Common mistakes and self-check
- Using scaler during inference. Self-check: Ensure no scaler usage when model.eval() and no_grad() are active.
- Forgetting to call scaler.update(). Self-check: Confirm the update is called once per step after scaler.step().
- Putting the optimizer step inside autocast. Self-check: Optimizer math should be outside autocast and receive unscaled grads.
- Assuming perfect accuracy parity every time. Self-check: Compare validation metrics across FP32 vs mixed precision; small differences can be normal.
- Ignoring overflow warnings. Self-check: If frequent, try BF16 (if supported) or reduce LR; confirm the scaler reduces the scale automatically.
Practical projects
- Speed-up baseline: Convert a small BERT fine-tune script from FP32 to mixed precision. Measure tokens/sec and memory usage before/after.
- Batch-size scaling: Increment batch size until near OOM. Record throughput, stability, and validation accuracy.
- Custom layer hardening: Add a numerically sensitive custom op and ensure stability by forcing FP32 locally if needed.
Exercises you can do now
Note: The Quick Test below is available to everyone; only logged-in users will have their progress saved.
Exercise 1 — Convert a training step to mixed precision
Take a standard training loop and integrate autocast + GradScaler correctly.
- Forward pass inside autocast.
- Scale the loss, backward, step, and update the scaler.
- Ensure optimizer.zero_grad() is called appropriately.
Starter template
# Fill the missing pieces (marked ???)
model.train()
scaler = GradScaler()
for batch in loader:
optimizer.zero_grad()
with autocast():
outputs = model(batch["input_ids"], attention_mask=batch["attention_mask"])
loss = loss_fn(outputs, batch["labels"])
scaled_loss = scaler.scale(loss)
scaled_loss.backward()
scaler.step(optimizer)
scaler.update()
Exercise 2 — Plan memory and batch size
Suppose your FP32 run uses ~14 GB for batch size 16. Estimate a reasonable new batch size with mixed precision.

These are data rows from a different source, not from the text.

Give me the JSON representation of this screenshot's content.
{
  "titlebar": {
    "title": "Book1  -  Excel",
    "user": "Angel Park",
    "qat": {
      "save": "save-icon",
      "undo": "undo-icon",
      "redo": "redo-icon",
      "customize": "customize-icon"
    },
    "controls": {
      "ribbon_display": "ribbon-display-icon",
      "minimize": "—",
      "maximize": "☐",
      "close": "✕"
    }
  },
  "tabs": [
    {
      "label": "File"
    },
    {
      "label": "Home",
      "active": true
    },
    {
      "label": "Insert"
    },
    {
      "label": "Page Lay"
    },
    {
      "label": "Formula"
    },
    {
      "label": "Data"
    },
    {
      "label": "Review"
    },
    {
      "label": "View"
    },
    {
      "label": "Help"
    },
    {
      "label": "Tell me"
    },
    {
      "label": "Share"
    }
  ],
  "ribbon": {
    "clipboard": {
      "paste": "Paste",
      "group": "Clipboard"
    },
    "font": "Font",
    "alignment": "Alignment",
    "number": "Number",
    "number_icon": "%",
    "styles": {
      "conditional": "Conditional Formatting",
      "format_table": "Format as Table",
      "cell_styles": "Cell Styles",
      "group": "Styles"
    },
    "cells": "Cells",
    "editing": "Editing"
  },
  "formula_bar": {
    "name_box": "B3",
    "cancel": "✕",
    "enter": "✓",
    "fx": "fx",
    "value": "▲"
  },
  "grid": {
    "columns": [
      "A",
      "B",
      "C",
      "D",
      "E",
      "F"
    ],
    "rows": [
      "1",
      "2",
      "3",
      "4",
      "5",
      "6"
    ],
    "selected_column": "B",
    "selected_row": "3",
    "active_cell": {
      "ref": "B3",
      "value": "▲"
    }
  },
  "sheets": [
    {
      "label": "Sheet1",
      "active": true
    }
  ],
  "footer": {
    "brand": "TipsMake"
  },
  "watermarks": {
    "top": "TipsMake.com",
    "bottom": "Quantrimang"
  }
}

- Rule of thumb: Mixed precision can free ~30–50% memory depending on model and optimizer. Start with 1.5x and adjust.
- Show your estimate and a safety margin you would try first.
Estimation helper
If 14 GB at batch 16, try batch ~24 first (1.5x), then test ~28–32 if memory allows. Always verify by running a few steps.
Completion checklist
- I wrapped the forward pass with autocast.

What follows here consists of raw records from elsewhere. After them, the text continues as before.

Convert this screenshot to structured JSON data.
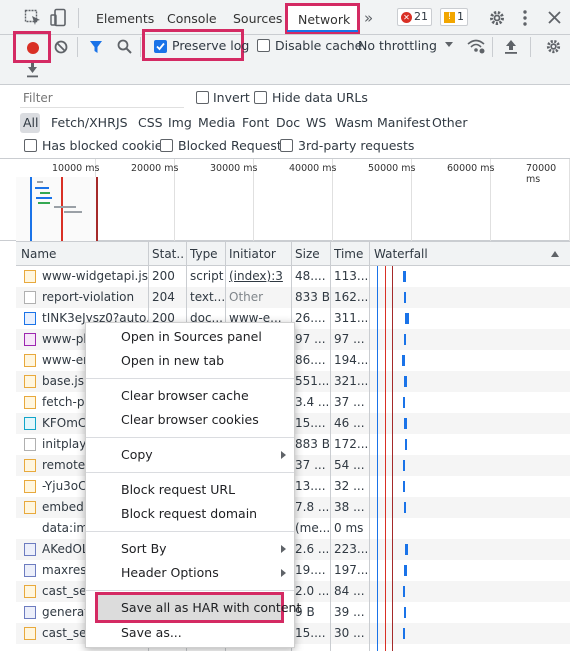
{
  "tabs": {
    "elements": "Elements",
    "console": "Console",
    "sources": "Sources",
    "network": "Network",
    "more": "»",
    "errors_count": "21",
    "warnings_count": "1"
  },
  "toolbar": {
    "preserve_log": "Preserve log",
    "disable_cache": "Disable cache",
    "throttling": "No throttling"
  },
  "filter": {
    "placeholder": "Filter",
    "invert": "Invert",
    "hide_data_urls": "Hide data URLs",
    "types": [
      "All",
      "Fetch/XHR",
      "JS",
      "CSS",
      "Img",
      "Media",
      "Font",
      "Doc",
      "WS",
      "Wasm",
      "Manifest",
      "Other"
    ],
    "has_blocked_cookies": "Has blocked cookies",
    "blocked_requests": "Blocked Requests",
    "third_party": "3rd-party requests"
  },
  "overview": {
    "ticks": [
      "10000 ms",
      "20000 ms",
      "30000 ms",
      "40000 ms",
      "50000 ms",
      "60000 ms",
      "70000 ms"
    ]
  },
  "table": {
    "headers": {
      "name": "Name",
      "status": "Stat..",
      "type": "Type",
      "initiator": "Initiator",
      "size": "Size",
      "time": "Time",
      "waterfall": "Waterfall"
    },
    "rows": [
      {
        "name": "www-widgetapi.js",
        "status": "200",
        "type": "script",
        "initiator": "(index):3",
        "size": "48....",
        "time": "113...",
        "icon": "js"
      },
      {
        "name": "report-violation",
        "status": "204",
        "type": "text...",
        "initiator": "Other",
        "size": "833 B",
        "time": "162...",
        "icon": "plain"
      },
      {
        "name": "tINK3eJysz0?auto...",
        "status": "200",
        "type": "doc...",
        "initiator": "www-e...",
        "size": "26....",
        "time": "311...",
        "icon": "doc"
      },
      {
        "name": "www-pl",
        "status": "",
        "type": "",
        "initiator": "",
        "size": "97 ...",
        "time": "97 ...",
        "icon": "gear"
      },
      {
        "name": "www-en",
        "status": "",
        "type": "",
        "initiator": "",
        "size": "86....",
        "time": "194...",
        "icon": "js"
      },
      {
        "name": "base.js",
        "status": "",
        "type": "",
        "initiator": "",
        "size": "551...",
        "time": "321...",
        "icon": "js"
      },
      {
        "name": "fetch-po",
        "status": "",
        "type": "",
        "initiator": "",
        "size": "3.4 ...",
        "time": "37 ...",
        "icon": "js"
      },
      {
        "name": "KFOmCn",
        "status": "",
        "type": "",
        "initiator": "",
        "size": "15....",
        "time": "46 ...",
        "icon": "font"
      },
      {
        "name": "initplayb",
        "status": "",
        "type": "",
        "initiator": "",
        "size": "883 B",
        "time": "172...",
        "icon": "plain"
      },
      {
        "name": "remote.j",
        "status": "",
        "type": "",
        "initiator": "",
        "size": "37 ...",
        "time": "54 ...",
        "icon": "js"
      },
      {
        "name": "-Yju3oC",
        "status": "",
        "type": "",
        "initiator": "",
        "size": "13....",
        "time": "32 ...",
        "icon": "js"
      },
      {
        "name": "embed.js",
        "status": "",
        "type": "",
        "initiator": "",
        "size": "7.8 ...",
        "time": "38 ...",
        "icon": "js"
      },
      {
        "name": "data:ima",
        "status": "",
        "type": "",
        "initiator": "",
        "size": "(me...",
        "time": "0 ms",
        "icon": "none"
      },
      {
        "name": "AKedOL",
        "status": "",
        "type": "",
        "initiator": "",
        "size": "2.6 ...",
        "time": "223...",
        "icon": "img"
      },
      {
        "name": "maxresd",
        "status": "",
        "type": "",
        "initiator": "",
        "size": "19....",
        "time": "197...",
        "icon": "img"
      },
      {
        "name": "cast_sen",
        "status": "",
        "type": "",
        "initiator": "",
        "size": "2.0 ...",
        "time": "84 ...",
        "icon": "js"
      },
      {
        "name": "generate",
        "status": "",
        "type": "",
        "initiator": "",
        "size": "9 B",
        "time": "39 ...",
        "icon": "img"
      },
      {
        "name": "cast_sen",
        "status": "",
        "type": "",
        "initiator": "",
        "size": "15....",
        "time": "30 ...",
        "icon": "js"
      }
    ]
  },
  "context_menu": {
    "open_in_sources": "Open in Sources panel",
    "open_in_new_tab": "Open in new tab",
    "clear_browser_cache": "Clear browser cache",
    "clear_browser_cookies": "Clear browser cookies",
    "copy": "Copy",
    "block_request_url": "Block request URL",
    "block_request_domain": "Block request domain",
    "sort_by": "Sort By",
    "header_options": "Header Options",
    "save_all_as_har": "Save all as HAR with content",
    "save_as": "Save as..."
  },
  "colors": {
    "highlight": "#d42a63",
    "record": "#d93025",
    "accent": "#1a73e8"
  }
}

- I used GradScaler for training, not inference.
- I validated loss decreases without NaNs.
- I measured throughput and memory before/after.
Mini challenge
Train a small text classifier twice: once in FP32 and once in mixed precision. Keep all hyperparameters identical. Report:
- Tokens/sec (or samples/sec)
- Peak GPU memory
- Validation accuracy
What a good answer includes
- At least a 1.2–1.8x throughput improvement on many setups.

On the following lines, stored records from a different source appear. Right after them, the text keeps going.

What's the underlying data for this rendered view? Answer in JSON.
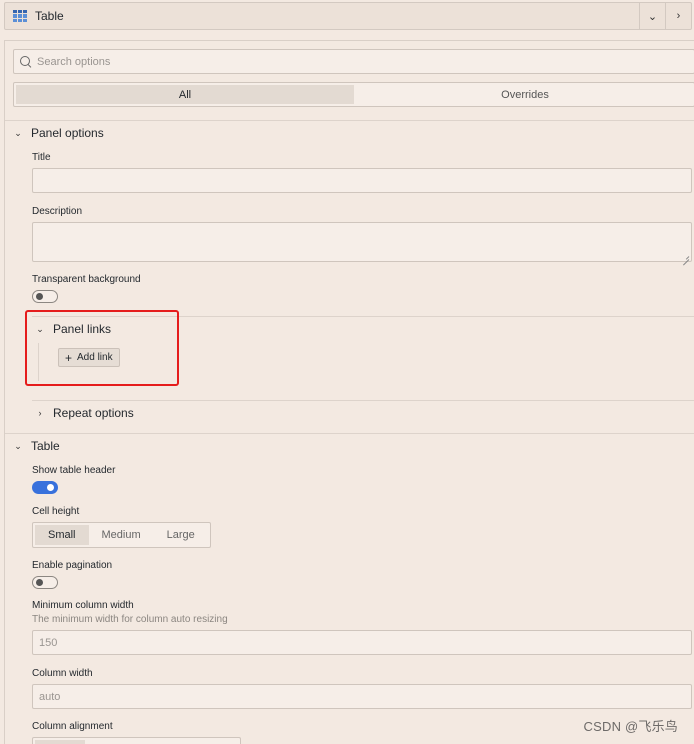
{
  "header": {
    "viz_title": "Table",
    "icons": {
      "viz": "table-icon",
      "dropdown": "chevron-down-icon",
      "collapse": "chevron-right-icon"
    }
  },
  "search": {
    "placeholder": "Search options",
    "value": ""
  },
  "tabs": [
    {
      "label": "All",
      "active": true
    },
    {
      "label": "Overrides",
      "active": false
    }
  ],
  "panel_options": {
    "header": "Panel options",
    "title_label": "Title",
    "title_value": "",
    "description_label": "Description",
    "description_value": "",
    "transparent_label": "Transparent background",
    "transparent_on": false,
    "links": {
      "header": "Panel links",
      "add_link_label": "Add link"
    },
    "repeat": {
      "header": "Repeat options"
    }
  },
  "table": {
    "header": "Table",
    "show_header_label": "Show table header",
    "show_header_on": true,
    "cell_height_label": "Cell height",
    "cell_height_options": [
      "Small",
      "Medium",
      "Large"
    ],
    "cell_height_selected": "Small",
    "pagination_label": "Enable pagination",
    "pagination_on": false,
    "min_col_width_label": "Minimum column width",
    "min_col_width_desc": "The minimum width for column auto resizing",
    "min_col_width_placeholder": "150",
    "col_width_label": "Column width",
    "col_width_placeholder": "auto",
    "col_alignment_label": "Column alignment"
  },
  "watermark": "CSDN @飞乐鸟",
  "colors": {
    "accent": "#3871dc",
    "highlight": "#e51c1c",
    "background": "#f3e9e1"
  }
}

- Memory reduction enabling larger batch size or longer sequence length.
- Comparable validation accuracy; explain any deviation and mitigations (e.g., BF16 or smaller LR).
Next steps
- Try BF16 if your hardware supports it; compare stability vs FP16.
- Apply mixed precision to your inference endpoints and measure latency and cost.
- Combine with gradient accumulation and checkpointing to fit even larger context windows.